Nothing useful can be gained by running a performance test with a single configuration that saturates the application. Proper performance testing calls for starting with a simple configuration and a modest workload that doesn't tax the application, and then increasing the load in subsequent runs to identify the linearity of the application and the saturation point. The exercise is then repeated with other configurations.
In TIBCO StreamBase applications, we concern ourselves with three main types of performance:
Single-path performance: the CPU cost and wall clock time for a single request.
Multi-threaded or scaling: running the single path concurrently on multiple threads.
Multi-node or horizontal scaling: running the single path concurrently on multiple threads on multiple machines.
We generally want to look first at multi-threaded performance. The TIBCO StreamBase runtime environment is optimized for running on multi-processor, multi-threaded platforms. Regardless of the single path speed, additional performance is most easily obtained by running the single path concurrently on multiple threads.
At this point you should have a set of data that describes the application functioning normally and in saturation. You will already have done some analysis that lead to your choice of configurations to measure.
Now look at your data asking scalability questions: Pick unsaturated data points with the same number of requests per second, and differing numbers of clients. How does the CPU utilization change as the number of clients are increased? If your data shows near-perfect linearity and scaling your application may not need tuning. In this case, additional performance can be gained by adding more or faster CPUs. Usually the data shows a lack of scaling or linearity, an inability to utilize all of the CPUs, or overall performance is not acceptable on the target hardware. The next task is to understand why. At this point, performance work resembles scientific research:
A set of experiments are run and data is collected.
The data is analyzed.
Hypotheses are made to explain the data.
A change is made to the system under test and the process is repeated.
At this point we transition to statistics collection runs to help us identify scaling bottlenecks. Typically scaling bottlenecks are a result of contention. Contention can be for a variety of resources; processing cycles, network I/O, disk I/O, transaction locks, Java monitors, system memory, etc. Excessive garbage collection can also be a cause of performance problems. When trying to identify the cause of scaling problems there are no absolute rules which will tell us ahead of time which statistics reports will produce the most interesting data.
In looking at these data, one should first look for anything that indicates gross problems with the run, such as application failure, deadlocks or swapping. If seen, the results should be disregarded, and the problem corrected before continuing.
At this point, you should have an automated, repeatable test and data which demonstrate performance and/or scaling issues with your target application. You can now begin to use the collected data to optimize your application.

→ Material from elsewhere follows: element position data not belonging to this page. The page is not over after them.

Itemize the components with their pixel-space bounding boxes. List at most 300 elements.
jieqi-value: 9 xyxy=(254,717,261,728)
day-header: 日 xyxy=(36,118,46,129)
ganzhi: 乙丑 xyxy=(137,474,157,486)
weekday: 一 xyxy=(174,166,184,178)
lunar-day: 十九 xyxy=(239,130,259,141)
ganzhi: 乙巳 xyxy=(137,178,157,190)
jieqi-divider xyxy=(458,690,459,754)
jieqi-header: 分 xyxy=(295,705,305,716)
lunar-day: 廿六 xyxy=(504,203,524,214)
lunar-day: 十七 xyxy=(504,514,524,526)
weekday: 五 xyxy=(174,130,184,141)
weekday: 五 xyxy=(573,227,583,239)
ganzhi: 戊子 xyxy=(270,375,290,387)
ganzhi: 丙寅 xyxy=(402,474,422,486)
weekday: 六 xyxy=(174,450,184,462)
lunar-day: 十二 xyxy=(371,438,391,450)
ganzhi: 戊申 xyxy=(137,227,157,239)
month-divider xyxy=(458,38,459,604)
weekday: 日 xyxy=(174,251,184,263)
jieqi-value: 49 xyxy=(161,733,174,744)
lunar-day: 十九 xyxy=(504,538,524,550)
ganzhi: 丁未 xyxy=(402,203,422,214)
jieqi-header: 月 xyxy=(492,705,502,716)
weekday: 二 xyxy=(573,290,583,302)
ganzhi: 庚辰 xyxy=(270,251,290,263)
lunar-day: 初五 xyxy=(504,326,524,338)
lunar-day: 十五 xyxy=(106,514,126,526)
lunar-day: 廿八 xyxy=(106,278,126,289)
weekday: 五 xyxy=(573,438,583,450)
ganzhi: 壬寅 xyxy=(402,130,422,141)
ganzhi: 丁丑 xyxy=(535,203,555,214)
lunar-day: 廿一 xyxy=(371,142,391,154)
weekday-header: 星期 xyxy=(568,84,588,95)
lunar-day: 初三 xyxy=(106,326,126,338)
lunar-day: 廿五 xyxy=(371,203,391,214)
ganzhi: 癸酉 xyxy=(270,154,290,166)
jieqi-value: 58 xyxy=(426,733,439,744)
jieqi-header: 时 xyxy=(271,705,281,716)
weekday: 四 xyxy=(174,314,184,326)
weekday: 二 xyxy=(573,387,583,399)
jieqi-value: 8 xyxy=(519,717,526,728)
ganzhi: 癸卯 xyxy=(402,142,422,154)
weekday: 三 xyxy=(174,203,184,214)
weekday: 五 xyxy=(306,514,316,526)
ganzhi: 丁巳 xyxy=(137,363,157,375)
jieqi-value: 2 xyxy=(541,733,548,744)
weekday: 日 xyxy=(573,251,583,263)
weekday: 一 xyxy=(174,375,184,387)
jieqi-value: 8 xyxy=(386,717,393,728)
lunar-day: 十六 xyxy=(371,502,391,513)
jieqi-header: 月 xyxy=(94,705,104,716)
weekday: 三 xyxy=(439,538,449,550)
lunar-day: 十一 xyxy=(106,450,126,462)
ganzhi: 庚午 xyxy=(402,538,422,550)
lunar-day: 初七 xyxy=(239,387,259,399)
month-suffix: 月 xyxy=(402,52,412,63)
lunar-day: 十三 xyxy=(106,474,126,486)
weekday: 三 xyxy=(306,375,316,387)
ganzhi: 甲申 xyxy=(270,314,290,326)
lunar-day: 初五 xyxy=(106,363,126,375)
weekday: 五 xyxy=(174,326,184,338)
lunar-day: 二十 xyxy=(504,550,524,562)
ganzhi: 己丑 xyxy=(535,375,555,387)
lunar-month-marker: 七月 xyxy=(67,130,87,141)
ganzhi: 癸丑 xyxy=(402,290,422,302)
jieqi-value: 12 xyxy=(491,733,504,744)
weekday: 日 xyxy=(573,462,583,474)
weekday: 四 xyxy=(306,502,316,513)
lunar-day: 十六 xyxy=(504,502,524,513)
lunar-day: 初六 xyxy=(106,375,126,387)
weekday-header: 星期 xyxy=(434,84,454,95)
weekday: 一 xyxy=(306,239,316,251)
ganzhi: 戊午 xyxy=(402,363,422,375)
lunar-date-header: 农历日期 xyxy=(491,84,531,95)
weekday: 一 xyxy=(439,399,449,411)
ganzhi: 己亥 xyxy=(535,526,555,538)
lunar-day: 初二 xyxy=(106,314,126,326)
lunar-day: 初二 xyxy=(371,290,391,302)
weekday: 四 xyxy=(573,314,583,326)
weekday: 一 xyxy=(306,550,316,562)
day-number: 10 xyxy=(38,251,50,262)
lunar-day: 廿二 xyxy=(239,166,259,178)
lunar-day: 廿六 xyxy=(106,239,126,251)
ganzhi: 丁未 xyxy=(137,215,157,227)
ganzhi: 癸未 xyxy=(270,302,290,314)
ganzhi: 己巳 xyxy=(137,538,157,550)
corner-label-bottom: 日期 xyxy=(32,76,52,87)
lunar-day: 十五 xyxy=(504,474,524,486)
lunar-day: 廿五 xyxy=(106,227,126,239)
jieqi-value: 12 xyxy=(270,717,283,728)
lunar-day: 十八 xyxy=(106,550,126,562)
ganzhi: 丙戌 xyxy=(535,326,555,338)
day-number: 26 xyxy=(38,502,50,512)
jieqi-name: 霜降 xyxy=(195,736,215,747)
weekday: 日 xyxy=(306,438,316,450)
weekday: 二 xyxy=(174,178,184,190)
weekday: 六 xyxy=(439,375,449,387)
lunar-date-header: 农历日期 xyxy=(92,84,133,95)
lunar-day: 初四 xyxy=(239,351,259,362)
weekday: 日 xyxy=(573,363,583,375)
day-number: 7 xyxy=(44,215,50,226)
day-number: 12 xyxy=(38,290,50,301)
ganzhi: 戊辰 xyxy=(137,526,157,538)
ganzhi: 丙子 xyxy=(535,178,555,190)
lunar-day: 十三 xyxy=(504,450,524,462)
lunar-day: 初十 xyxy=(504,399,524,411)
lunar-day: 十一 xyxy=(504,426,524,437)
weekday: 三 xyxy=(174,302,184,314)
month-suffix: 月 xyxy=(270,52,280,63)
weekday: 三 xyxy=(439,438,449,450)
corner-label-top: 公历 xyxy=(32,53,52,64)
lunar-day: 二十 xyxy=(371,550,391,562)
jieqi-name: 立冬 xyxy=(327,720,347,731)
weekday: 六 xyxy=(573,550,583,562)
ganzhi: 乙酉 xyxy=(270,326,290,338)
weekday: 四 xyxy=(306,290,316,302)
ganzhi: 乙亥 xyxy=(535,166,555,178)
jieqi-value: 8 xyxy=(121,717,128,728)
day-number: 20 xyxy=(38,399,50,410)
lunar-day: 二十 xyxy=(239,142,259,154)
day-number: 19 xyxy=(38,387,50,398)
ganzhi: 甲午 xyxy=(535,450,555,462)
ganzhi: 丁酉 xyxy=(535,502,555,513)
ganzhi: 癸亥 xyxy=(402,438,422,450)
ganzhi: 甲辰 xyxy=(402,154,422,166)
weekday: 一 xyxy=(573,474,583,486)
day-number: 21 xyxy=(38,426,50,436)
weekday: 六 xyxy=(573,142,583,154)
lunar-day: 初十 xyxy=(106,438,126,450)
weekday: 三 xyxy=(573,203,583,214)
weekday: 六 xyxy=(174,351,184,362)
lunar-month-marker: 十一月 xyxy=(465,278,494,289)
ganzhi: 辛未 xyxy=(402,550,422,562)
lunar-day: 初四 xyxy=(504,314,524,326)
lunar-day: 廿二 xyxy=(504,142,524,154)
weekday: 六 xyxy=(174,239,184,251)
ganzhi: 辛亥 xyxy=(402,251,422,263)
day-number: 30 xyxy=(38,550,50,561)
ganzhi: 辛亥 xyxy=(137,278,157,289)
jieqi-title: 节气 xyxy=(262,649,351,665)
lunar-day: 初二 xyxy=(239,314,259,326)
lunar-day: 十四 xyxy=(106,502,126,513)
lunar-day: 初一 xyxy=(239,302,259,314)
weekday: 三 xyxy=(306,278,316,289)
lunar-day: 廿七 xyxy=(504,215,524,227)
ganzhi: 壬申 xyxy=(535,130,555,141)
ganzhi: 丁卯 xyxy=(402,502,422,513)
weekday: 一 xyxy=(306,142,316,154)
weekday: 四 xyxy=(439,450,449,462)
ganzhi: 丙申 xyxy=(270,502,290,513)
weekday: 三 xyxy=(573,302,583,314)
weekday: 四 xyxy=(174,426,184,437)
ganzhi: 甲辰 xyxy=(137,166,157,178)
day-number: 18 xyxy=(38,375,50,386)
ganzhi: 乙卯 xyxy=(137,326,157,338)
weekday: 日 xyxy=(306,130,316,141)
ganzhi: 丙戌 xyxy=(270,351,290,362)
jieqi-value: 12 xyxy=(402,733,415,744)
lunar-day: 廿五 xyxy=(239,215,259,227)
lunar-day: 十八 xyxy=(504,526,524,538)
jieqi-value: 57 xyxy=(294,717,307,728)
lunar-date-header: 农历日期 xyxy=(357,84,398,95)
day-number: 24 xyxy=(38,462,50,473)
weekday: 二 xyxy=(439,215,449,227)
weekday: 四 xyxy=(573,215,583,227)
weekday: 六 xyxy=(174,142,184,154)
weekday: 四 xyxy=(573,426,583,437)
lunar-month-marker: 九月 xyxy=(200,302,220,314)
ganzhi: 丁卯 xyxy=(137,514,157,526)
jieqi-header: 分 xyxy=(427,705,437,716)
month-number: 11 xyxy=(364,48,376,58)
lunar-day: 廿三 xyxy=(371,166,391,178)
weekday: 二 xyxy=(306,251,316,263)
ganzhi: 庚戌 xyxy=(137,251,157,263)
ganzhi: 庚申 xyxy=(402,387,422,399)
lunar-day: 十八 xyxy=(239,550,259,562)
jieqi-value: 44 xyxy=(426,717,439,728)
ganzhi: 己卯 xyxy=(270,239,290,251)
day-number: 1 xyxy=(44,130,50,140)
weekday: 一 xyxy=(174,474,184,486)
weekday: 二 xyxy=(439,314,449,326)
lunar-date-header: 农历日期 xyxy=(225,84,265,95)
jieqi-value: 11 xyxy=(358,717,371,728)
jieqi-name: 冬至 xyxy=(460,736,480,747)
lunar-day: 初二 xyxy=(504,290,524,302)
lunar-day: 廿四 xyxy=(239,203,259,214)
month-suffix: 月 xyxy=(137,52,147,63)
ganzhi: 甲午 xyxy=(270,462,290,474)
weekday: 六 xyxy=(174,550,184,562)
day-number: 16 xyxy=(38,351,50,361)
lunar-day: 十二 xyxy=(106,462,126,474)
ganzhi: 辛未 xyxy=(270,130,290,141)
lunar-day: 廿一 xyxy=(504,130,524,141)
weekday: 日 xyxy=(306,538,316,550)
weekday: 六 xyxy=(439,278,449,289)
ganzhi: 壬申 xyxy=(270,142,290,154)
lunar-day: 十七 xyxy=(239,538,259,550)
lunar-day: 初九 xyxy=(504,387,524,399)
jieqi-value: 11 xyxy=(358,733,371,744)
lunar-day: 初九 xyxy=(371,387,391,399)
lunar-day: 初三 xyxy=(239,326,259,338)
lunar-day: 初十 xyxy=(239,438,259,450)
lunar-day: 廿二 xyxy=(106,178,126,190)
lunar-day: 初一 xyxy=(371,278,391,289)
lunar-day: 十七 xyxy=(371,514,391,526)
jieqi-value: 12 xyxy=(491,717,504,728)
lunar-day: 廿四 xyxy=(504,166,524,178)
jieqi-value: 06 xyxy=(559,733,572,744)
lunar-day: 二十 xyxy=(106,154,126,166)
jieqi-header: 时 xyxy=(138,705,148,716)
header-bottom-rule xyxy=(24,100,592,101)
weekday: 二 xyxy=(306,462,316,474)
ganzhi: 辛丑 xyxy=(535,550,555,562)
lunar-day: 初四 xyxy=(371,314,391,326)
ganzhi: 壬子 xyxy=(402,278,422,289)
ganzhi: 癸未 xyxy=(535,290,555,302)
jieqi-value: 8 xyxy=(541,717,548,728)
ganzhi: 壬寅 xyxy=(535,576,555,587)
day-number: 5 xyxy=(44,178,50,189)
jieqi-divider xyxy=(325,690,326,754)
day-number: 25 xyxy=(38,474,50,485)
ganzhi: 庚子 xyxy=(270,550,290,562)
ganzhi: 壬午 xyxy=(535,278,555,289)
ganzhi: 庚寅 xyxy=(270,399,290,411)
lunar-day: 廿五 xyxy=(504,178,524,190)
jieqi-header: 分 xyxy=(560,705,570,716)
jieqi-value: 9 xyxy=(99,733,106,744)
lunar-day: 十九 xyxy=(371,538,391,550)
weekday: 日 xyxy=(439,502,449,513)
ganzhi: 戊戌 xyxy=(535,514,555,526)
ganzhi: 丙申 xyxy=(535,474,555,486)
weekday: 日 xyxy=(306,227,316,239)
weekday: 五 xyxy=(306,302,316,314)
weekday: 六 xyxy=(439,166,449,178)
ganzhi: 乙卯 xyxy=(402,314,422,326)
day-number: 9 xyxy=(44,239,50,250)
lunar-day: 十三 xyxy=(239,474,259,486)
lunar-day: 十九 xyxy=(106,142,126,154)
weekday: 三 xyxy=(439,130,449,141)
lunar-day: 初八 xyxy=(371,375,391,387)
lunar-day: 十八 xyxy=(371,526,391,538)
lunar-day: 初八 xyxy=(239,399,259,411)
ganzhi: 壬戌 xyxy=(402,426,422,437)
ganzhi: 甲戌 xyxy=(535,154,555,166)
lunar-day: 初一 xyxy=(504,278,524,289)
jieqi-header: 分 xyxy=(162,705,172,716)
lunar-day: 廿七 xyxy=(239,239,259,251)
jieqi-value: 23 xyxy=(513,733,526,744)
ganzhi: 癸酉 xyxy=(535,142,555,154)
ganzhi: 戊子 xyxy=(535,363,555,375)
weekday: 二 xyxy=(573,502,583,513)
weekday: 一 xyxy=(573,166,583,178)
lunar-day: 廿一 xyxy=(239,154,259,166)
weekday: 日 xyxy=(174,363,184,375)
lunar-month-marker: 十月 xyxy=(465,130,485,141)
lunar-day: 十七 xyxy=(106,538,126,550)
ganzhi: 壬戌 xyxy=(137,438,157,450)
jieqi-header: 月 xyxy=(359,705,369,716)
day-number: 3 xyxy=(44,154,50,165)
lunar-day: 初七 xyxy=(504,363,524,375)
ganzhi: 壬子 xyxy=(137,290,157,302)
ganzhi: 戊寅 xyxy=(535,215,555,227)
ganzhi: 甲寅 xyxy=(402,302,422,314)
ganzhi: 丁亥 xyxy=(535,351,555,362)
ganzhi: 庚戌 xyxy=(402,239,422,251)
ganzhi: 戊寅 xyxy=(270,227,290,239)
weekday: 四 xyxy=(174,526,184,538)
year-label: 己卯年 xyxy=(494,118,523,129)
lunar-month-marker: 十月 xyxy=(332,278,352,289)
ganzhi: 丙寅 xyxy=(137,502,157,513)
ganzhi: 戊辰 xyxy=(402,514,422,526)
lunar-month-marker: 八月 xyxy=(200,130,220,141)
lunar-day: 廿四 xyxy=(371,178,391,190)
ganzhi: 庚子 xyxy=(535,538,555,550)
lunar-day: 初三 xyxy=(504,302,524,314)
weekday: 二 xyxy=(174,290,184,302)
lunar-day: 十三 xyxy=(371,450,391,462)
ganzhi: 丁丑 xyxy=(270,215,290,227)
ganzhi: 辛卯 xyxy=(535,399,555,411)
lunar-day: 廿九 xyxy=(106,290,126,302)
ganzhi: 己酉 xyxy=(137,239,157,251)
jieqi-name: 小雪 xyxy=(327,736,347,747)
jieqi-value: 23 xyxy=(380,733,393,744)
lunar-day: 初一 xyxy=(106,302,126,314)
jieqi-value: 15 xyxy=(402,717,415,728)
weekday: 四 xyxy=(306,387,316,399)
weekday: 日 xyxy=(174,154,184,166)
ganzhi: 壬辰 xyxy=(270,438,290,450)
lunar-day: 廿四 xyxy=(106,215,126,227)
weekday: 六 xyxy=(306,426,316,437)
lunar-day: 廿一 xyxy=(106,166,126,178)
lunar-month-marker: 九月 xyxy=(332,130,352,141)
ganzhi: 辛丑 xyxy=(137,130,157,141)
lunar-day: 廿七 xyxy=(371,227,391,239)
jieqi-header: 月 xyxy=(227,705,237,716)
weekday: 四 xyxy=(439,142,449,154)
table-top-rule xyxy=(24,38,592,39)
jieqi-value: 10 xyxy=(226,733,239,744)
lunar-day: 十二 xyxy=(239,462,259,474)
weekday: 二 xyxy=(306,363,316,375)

After you have removed the bottlenecks and the application scales well across multiple processors it may still not meet the performance requirements. The single execution path performance should be examined at this time with a Java profiling tool.
Horizontal scaling may also be examined at this point as a way to increase overall system throughput. Add a single node at a time (or pairs for High-availability active and replica nodes) to the test configuration and re-run the measurement process.